What SlushEngine, stepper motors, RPi, power supply voltage and amps are you using? And do you have any coding, so that I can see the parameters you have specified.

Thanks.


#3

Slush Engine Model: D 7 Axis Stepper Drive

Motors:
2 Nema 23 Motor 2.8A
1 Nema 17 Motor 2A
1 Nema 17 Motor 1.7A
1 Nema 17 Motor 1.7A 1:5 Gear Box
1 Nema 14 Motor 0.8A
1 Nema 14 Motor 0.45A
1 MG996R High Torque Servo Motor

Power Supply: 24V 10A (came with the kit)

Raspberry Pi 3 Model B+

Code:
from inputs import get_gamepad
import RPi.GPIO as GPIO
import Slush
import math
import time

#setup all of the axis for the SlushEngine
b = Slush.sBoard()
joints = [Slush.Motor(0), Slush.Motor(1), Slush.Motor(2), Slush.Motor(3), Slush.Motor(4), Slush.Motor(5)]

#reset the joints to clear previous errors
for joint in joints:
joint.resetDev()
joint.setMicroSteps(16) // As stated in the original post, we had to change the number of
microsteps from 16 to 1 just to get a motor to run smoothly.

#some initalization stuff that needs cleanup
joints[0].setMaxSpeed(150)
joints[1].setMaxSpeed(150)
joints[2].setMaxSpeed(250) // We’ve been changing these values to see if we’d get
joints[3].setMaxSpeed(150) various results. We have indeed noticed some changes
joints[4].setMaxSpeed(150) with the performance of the motor we tested it on.
joints[5].setMaxSpeed(150)

#joint current limits. Still setting manually because testing (hold A, run A, acc A, dec, A)
joints[0].setCurrent(65, 85, 75, 70)
joints[1].setCurrent(65, 85, 85, 65)
joints[2].setCurrent(50, 50, 50, 50) //We’ve been changing the values of each of these
joints[3].setCurrent(75, 75, 75, 75) //4 numbers in the hopes that it would yield various
joints[4].setCurrent(85, 85, 85, 85) //results. We set the Hold Current to it’s max value, which
joints[5].setCurrent(65,65, 65, 65) is listed as 200, and the motors moved with a simple
hand turn.


#4

Hi Ronnie,

One thing I noticed is that the value of the overcurrent would trigger the OCD protection and make some of the motors completely unable to hold torque.

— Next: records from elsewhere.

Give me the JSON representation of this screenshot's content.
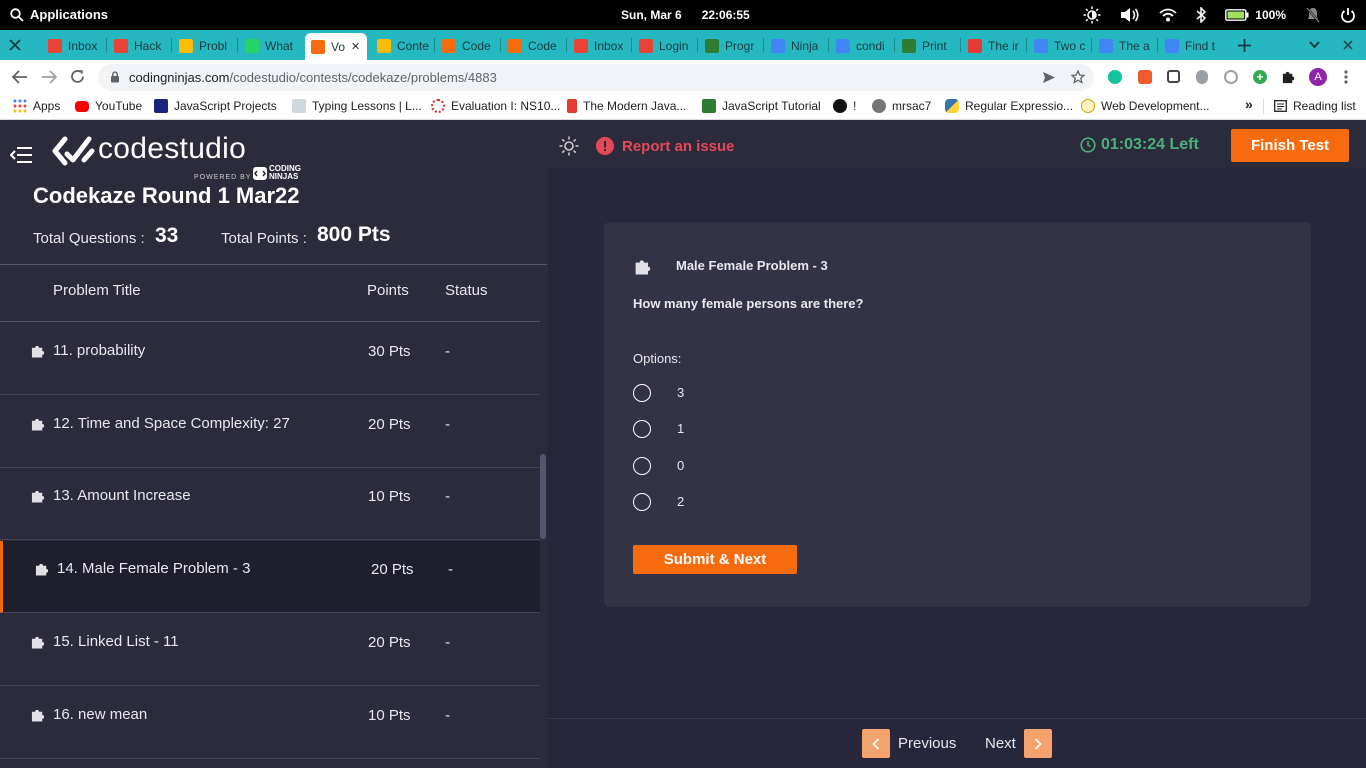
{
  "os": {
    "apps_label": "Applications",
    "date": "Sun, Mar  6",
    "time": "22:06:55",
    "battery": "100%"
  },
  "browser": {
    "tabs": [
      "Inbox",
      "Hack",
      "Probl",
      "What",
      "Vo",
      "Conte",
      "Code",
      "Code",
      "Inbox",
      "Login",
      "Progr",
      "Ninja",
      "condi",
      "Print",
      "The ir",
      "Two c",
      "The a",
      "Find t"
    ],
    "url_host": "codingninjas.com",
    "url_path": "/codestudio/contests/codekaze/problems/4883",
    "profile_initial": "A",
    "bookmarks": [
      "Apps",
      "YouTube",
      "JavaScript Projects",
      "Typing Lessons | L...",
      "Evaluation I: NS10...",
      "The Modern Java...",
      "JavaScript Tutorial",
      "!",
      "mrsac7",
      "Regular Expressio...",
      "Web Development...",
      "Reading list"
    ],
    "more_bookmarks": "»"
  },
  "brand": {
    "name": "codestudio",
    "powered_by": "POWERED BY",
    "cn_line1": "CODING",
    "cn_line2": "NINJAS"
  },
  "contest": {
    "title": "Codekaze Round 1 Mar22",
    "total_questions_label": "Total Questions :",
    "total_questions": "33",
    "total_points_label": "Total Points :",
    "total_points": "800 Pts"
  },
  "table": {
    "headers": [
      "Problem Title",
      "Points",
      "Status"
    ],
    "rows": [
      {
        "title": "11. probability",
        "points": "30 Pts",
        "status": "-"
      },
      {
        "title": "12. Time and Space Complexity: 27",
        "points": "20 Pts",
        "status": "-"
      },
      {
        "title": "13. Amount Increase",
        "points": "10 Pts",
        "status": "-"
      },
      {
        "title": "14. Male Female Problem - 3",
        "points": "20 Pts",
        "status": "-"
      },
      {
        "title": "15. Linked List - 11",
        "points": "20 Pts",
        "status": "-"
      },
      {
        "title": "16. new mean",
        "points": "10 Pts",
        "status": "-"
      }
    ],
    "active_index": 3
  },
  "header": {
    "report_label": "Report an issue",
    "timer": "01:03:24 Left",
    "finish_label": "Finish Test"
  },
  "question": {
    "title": "Male Female Problem - 3",
    "text": "How many female persons are there?",
    "options_label": "Options:",
    "options": [
      "3",
      "1",
      "0",
      "2"
    ],
    "submit_label": "Submit & Next"
  },
  "pager": {
    "previous_label": "Previous",
    "next_label": "Next"
  },
  "colors": {
    "accent": "#f66b0e",
    "timer_green": "#4caf7d",
    "report_red": "#e54858",
    "tabstrip": "#26b8c0"
  }
}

If you try joint[?].setOverCurrent(9999) , do you get any different result with the torque? I’d then reduce the number by 375 at a time until you fin a value that does not trigger this. I also wouldn’t recommend using a value of 9999 in a production system as it could fry the chips.

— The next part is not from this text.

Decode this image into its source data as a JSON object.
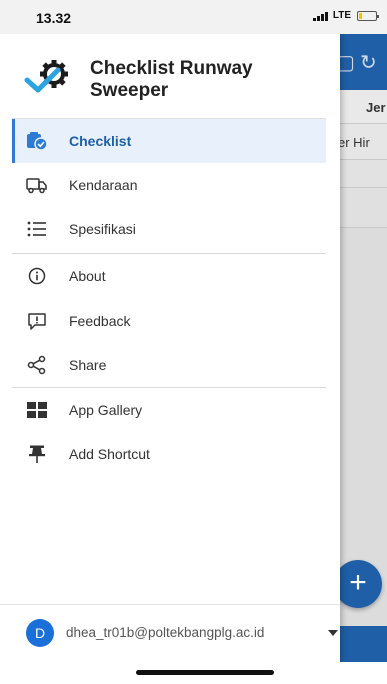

Admittedly, while the max value is 200, I haven’t had to set any of the motors over 100 for them to run. (and they tend to run hot)

Let me know if it helps.


#5

We actually did some evaluation on some of the electrical components( motors, Slush, Pi, etc.) and during these tests found that the power supply that was sent wasn’t functioning properly. Should have been holding around 24V DC but with just 1 motor in the multimeter was showing us that the voltage was fluctuating from 16-20V DC. We switched the power supply with another 24V DC at 10 Amps and saw that there was a stable voltage being shown( 23.9 V DC).

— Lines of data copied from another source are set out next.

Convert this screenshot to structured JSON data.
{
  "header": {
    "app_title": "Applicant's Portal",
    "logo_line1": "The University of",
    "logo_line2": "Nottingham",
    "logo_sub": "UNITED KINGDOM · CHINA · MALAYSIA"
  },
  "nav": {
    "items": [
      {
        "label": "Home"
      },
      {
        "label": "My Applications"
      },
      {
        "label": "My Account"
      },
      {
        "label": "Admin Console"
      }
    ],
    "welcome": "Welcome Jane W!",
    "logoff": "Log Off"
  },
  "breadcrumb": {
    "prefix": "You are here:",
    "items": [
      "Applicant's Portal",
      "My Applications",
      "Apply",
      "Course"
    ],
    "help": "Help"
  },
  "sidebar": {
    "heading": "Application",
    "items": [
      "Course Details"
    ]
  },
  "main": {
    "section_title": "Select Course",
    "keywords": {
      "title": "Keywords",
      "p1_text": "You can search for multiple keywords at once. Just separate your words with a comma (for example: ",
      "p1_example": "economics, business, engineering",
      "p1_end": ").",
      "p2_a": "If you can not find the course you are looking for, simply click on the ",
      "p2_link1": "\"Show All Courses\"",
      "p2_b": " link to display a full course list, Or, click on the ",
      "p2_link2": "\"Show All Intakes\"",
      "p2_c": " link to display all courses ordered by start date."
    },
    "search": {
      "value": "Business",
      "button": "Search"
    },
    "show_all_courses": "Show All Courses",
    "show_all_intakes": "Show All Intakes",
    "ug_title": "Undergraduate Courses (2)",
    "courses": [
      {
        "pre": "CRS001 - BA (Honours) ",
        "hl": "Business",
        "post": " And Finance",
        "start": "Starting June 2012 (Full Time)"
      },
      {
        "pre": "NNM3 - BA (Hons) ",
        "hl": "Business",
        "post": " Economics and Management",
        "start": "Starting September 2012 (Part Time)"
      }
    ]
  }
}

Switching the defective power supply with a new, working one seemed to solve issues 1 and 2 stated in the original post. I’ll definitely see if you recommendation with the overcurrent helps with anything as well, but for the most part I believe the issue has been solved.

If anything else pops up or the issues turn out to not be solved, I’ll be back.